In München:
Vom 9. bis 12. Dezember 2025 fand an unserer Schule ein internationaler Austausch im Rahmen des Erasmus-Programms zwischen München und Barcelona statt. Während dieser vier Tage arbeiteten die Schüler*innen gemeinsam an Projekten zu den Themen Stadtentwicklung, Ökologie und Geschichte.
Der Austausch begann am Dienstagnachmittag mit verschiedenen thematischen Stadttouren durch München. Die Routen führten z.B. vom Sendlinger Tor über den Südfriedhof, vom Sendlinger Tor durch die Isarauen oder zum Marienplatz. Dabei standen die historische Bedeutung der Orte sowie die Rolle der Natur im städtischen Raum im Fokus.
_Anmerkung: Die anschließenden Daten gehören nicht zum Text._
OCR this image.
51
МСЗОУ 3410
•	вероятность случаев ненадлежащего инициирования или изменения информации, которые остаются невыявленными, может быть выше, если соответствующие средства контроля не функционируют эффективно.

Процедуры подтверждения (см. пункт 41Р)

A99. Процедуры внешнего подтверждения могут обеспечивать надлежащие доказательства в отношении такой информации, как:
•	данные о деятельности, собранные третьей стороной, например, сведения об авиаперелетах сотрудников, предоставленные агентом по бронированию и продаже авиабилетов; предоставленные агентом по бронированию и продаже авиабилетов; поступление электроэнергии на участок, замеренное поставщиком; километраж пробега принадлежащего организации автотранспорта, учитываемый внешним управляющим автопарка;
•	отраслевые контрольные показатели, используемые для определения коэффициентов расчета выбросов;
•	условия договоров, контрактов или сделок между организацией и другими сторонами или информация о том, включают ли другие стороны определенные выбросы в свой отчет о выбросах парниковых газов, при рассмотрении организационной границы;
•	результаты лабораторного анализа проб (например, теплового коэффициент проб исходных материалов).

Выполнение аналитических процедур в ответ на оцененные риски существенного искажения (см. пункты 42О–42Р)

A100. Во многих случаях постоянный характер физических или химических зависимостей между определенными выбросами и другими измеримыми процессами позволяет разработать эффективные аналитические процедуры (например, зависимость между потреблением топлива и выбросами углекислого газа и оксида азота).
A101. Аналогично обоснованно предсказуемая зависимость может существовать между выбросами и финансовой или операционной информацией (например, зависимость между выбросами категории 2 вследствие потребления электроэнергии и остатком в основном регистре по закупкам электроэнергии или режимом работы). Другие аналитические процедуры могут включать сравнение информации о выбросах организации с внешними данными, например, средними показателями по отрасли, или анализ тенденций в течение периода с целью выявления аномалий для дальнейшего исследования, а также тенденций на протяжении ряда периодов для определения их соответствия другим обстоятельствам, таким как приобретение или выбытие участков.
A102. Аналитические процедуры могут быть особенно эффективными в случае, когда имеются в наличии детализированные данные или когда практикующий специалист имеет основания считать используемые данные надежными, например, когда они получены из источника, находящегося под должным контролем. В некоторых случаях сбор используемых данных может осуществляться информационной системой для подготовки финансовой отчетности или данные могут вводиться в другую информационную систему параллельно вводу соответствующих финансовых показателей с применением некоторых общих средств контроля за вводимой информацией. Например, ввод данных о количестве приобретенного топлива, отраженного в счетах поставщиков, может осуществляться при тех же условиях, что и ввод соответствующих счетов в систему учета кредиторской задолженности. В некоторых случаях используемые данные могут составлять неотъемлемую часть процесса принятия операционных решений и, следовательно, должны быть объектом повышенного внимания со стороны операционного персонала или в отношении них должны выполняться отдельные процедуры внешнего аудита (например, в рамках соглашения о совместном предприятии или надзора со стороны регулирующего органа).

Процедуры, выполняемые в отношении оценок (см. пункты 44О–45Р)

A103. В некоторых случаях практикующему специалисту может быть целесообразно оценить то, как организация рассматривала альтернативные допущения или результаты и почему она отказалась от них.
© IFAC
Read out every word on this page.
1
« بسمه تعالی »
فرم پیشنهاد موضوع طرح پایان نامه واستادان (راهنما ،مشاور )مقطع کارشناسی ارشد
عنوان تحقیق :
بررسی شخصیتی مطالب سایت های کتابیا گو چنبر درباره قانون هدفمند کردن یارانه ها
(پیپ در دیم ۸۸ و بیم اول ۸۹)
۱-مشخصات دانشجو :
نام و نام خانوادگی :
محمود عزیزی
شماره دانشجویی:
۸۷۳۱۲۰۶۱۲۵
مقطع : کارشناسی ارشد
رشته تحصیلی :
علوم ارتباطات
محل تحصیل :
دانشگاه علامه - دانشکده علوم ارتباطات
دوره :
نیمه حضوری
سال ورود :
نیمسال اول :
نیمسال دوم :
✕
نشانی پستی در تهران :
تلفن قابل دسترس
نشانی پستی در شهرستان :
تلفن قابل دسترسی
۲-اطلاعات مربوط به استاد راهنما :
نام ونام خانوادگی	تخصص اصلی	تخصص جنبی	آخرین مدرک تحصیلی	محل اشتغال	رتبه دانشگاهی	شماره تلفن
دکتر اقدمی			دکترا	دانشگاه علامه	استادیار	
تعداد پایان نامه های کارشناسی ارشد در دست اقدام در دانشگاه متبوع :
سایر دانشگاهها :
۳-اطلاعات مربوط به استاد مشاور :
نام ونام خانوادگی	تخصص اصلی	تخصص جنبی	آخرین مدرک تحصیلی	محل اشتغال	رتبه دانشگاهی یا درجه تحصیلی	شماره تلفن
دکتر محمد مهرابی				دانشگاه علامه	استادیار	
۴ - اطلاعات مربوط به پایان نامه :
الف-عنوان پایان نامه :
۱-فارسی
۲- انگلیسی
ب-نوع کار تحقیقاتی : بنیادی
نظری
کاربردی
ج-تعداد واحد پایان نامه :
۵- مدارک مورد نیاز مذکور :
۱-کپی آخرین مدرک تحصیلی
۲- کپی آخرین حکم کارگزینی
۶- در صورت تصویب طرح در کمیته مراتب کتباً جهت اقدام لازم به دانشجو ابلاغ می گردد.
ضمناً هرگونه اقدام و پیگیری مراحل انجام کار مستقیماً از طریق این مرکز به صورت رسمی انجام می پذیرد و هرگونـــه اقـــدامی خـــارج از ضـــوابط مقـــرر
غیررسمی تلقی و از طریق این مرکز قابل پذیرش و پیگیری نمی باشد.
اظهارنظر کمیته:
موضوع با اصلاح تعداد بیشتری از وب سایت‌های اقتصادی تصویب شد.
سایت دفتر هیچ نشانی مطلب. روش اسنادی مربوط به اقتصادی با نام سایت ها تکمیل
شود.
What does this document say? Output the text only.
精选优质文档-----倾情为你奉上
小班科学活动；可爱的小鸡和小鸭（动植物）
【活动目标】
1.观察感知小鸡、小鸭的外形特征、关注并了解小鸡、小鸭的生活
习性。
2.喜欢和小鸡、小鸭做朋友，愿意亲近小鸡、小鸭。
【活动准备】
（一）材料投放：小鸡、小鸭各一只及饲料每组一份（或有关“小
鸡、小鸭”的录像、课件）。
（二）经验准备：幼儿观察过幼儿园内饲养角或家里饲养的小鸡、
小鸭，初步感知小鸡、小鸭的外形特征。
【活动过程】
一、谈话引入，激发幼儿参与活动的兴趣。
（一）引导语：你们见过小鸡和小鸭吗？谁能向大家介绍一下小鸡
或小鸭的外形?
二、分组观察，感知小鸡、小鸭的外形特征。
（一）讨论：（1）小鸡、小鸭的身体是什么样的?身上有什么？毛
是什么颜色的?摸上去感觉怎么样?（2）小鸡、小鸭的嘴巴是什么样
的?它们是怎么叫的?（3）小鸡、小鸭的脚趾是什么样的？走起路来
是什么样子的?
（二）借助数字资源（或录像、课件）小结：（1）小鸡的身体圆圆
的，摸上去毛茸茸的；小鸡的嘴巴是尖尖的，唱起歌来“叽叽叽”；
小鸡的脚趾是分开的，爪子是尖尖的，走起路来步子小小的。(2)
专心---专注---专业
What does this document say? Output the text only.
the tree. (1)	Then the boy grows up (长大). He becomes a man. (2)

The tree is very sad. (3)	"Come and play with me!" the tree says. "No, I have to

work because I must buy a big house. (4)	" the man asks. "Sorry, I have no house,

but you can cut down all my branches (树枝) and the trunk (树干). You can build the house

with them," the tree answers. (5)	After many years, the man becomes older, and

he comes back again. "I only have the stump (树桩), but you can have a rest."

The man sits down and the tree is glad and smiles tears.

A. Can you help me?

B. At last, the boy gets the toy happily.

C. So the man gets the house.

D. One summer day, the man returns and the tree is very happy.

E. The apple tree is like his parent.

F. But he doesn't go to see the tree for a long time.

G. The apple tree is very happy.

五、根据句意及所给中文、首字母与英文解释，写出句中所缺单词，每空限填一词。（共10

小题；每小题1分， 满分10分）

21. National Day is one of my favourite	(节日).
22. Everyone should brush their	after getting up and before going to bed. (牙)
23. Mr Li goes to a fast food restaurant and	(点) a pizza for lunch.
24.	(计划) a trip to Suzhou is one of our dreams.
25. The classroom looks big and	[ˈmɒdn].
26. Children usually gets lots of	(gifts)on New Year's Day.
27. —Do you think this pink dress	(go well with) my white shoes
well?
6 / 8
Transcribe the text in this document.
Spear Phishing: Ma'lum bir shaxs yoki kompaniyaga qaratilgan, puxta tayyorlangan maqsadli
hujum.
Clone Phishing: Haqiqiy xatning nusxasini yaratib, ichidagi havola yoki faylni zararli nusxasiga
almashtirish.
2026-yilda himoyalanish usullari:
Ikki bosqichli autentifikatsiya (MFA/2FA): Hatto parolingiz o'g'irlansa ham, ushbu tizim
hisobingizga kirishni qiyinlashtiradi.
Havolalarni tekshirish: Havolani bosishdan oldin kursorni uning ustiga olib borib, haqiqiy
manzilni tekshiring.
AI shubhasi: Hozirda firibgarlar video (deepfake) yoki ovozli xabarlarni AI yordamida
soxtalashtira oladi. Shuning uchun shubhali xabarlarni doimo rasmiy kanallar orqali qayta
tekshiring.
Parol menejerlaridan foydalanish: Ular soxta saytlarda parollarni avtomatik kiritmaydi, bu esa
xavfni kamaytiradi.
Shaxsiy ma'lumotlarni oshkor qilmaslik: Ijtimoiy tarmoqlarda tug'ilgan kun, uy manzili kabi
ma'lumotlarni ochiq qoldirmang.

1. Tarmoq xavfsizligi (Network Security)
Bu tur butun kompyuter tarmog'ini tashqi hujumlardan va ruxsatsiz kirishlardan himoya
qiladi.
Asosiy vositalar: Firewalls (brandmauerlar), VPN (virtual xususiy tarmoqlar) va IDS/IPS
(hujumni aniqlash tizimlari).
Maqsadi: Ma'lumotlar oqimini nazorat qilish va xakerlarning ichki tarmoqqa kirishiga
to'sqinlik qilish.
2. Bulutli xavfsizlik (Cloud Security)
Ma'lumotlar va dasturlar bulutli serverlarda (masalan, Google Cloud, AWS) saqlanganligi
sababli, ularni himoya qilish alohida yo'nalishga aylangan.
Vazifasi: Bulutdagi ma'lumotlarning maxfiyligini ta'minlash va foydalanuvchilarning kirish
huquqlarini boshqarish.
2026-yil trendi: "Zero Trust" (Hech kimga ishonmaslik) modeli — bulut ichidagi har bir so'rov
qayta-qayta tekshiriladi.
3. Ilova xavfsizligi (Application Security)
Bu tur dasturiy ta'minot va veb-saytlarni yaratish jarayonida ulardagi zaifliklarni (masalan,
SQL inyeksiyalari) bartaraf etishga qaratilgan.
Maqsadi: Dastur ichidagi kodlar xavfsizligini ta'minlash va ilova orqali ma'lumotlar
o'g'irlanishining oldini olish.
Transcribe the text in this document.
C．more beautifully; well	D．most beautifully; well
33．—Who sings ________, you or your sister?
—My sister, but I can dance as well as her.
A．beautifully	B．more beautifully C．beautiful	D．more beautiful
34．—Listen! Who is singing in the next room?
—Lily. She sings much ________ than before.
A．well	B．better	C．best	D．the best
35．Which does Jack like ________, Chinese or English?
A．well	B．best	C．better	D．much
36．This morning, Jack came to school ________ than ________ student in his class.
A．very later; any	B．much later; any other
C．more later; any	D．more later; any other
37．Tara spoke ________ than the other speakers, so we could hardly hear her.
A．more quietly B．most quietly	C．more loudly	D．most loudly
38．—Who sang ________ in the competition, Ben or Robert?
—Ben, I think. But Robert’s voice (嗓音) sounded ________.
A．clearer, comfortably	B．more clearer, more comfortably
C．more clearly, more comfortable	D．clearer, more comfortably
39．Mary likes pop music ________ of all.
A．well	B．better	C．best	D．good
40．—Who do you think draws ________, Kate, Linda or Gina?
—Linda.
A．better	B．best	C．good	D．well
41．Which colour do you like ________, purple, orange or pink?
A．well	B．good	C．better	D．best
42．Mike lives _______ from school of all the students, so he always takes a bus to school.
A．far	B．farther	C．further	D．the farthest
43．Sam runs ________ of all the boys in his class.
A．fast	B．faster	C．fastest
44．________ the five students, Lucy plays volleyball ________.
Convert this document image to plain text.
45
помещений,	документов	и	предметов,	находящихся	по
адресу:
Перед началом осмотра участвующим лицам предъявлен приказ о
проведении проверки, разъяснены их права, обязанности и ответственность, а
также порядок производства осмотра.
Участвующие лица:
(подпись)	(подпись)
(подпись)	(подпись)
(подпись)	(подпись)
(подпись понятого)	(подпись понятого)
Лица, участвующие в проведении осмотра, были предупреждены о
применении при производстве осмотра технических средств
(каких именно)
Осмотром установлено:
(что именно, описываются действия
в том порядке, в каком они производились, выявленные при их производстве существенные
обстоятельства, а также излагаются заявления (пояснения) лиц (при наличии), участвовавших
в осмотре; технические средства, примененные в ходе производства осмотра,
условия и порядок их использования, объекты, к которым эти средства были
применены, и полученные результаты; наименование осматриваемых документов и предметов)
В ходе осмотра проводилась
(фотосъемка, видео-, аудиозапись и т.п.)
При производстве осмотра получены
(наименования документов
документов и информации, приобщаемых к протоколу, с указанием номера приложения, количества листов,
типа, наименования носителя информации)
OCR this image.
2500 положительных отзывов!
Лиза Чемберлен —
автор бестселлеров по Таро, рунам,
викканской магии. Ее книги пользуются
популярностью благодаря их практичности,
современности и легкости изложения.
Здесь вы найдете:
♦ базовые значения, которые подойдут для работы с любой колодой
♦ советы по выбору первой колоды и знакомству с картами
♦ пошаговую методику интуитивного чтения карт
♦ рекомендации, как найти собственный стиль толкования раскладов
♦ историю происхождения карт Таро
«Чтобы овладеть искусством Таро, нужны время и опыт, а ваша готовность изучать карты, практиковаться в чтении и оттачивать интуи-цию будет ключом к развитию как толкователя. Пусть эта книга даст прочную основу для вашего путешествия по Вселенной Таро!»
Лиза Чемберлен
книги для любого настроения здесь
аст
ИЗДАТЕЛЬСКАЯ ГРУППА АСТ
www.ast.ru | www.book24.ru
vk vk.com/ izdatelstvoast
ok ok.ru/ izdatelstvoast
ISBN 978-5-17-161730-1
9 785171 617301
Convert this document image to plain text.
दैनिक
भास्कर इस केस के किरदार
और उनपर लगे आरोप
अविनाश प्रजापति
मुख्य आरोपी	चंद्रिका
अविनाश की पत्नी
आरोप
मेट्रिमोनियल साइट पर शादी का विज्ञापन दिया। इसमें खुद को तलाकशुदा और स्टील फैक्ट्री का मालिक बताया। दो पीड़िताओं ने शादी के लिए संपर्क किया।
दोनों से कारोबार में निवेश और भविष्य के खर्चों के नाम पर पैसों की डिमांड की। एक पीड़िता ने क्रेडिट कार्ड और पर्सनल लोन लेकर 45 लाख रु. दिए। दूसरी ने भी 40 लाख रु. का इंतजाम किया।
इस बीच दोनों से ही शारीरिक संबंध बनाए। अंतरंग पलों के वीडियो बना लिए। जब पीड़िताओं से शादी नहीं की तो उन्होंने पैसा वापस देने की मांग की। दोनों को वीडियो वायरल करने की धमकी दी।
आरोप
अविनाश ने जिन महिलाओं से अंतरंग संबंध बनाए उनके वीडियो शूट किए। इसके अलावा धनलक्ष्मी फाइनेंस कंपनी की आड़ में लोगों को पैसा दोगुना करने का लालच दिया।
Am Mittwochvormittag erstellten die Gruppen in der Schule digitale und analoge Tourguides, um ihre Eindrücke der Stadtrundgänge mit Fotos und Karten festzuhalten. Nach dem gemeinsamen Mittagessen in der Schule folgte ein Besuch im Deutschen Museum, wo die Teilnehmenden Podcasts zu verschiedenen Ausstellungsbereichen produzierten.
Der Donnerstag war der Erkundung und Planung moderner Stadtviertel gewidmet. Die Schülerinnen und Schüler untersuchten die Stadtteile Neuperlach und Riem unter historischen sowie naturwissenschaftlichen Aspekten und sammelten Ideen für eine eigene ökologische Stadt. Diese Konzepte wurden am Nachmittag in der Schule praktisch umgesetzt, indem mithilfe von CAD-Programmen, Zeichnungen und Modellen eigene Quartiere entworfen wurden.
Am Freitagmorgen wurden die Projekte in einer finalen Arbeitsphase abgeschlossen und die Ergebnisse präsentiert. Der Austausch endete gegen Mittag mit einer gemeinsamen Verabschiedung.
In Barcelona:
Am Sonntag, 19.04.2026, trafen wir uns schon früh morgens, um uns auf den Weg nach Barcelona zu machen. Nach einem angenehmen Flug wurden wir vor Ort von einem spanischen Kollegen zur Unterkunft begleitet. Den freien Abend nutzten wir, um die Umgebung zu erkunden und erste Eindrücke von der lebendigen Stadt zu sammeln.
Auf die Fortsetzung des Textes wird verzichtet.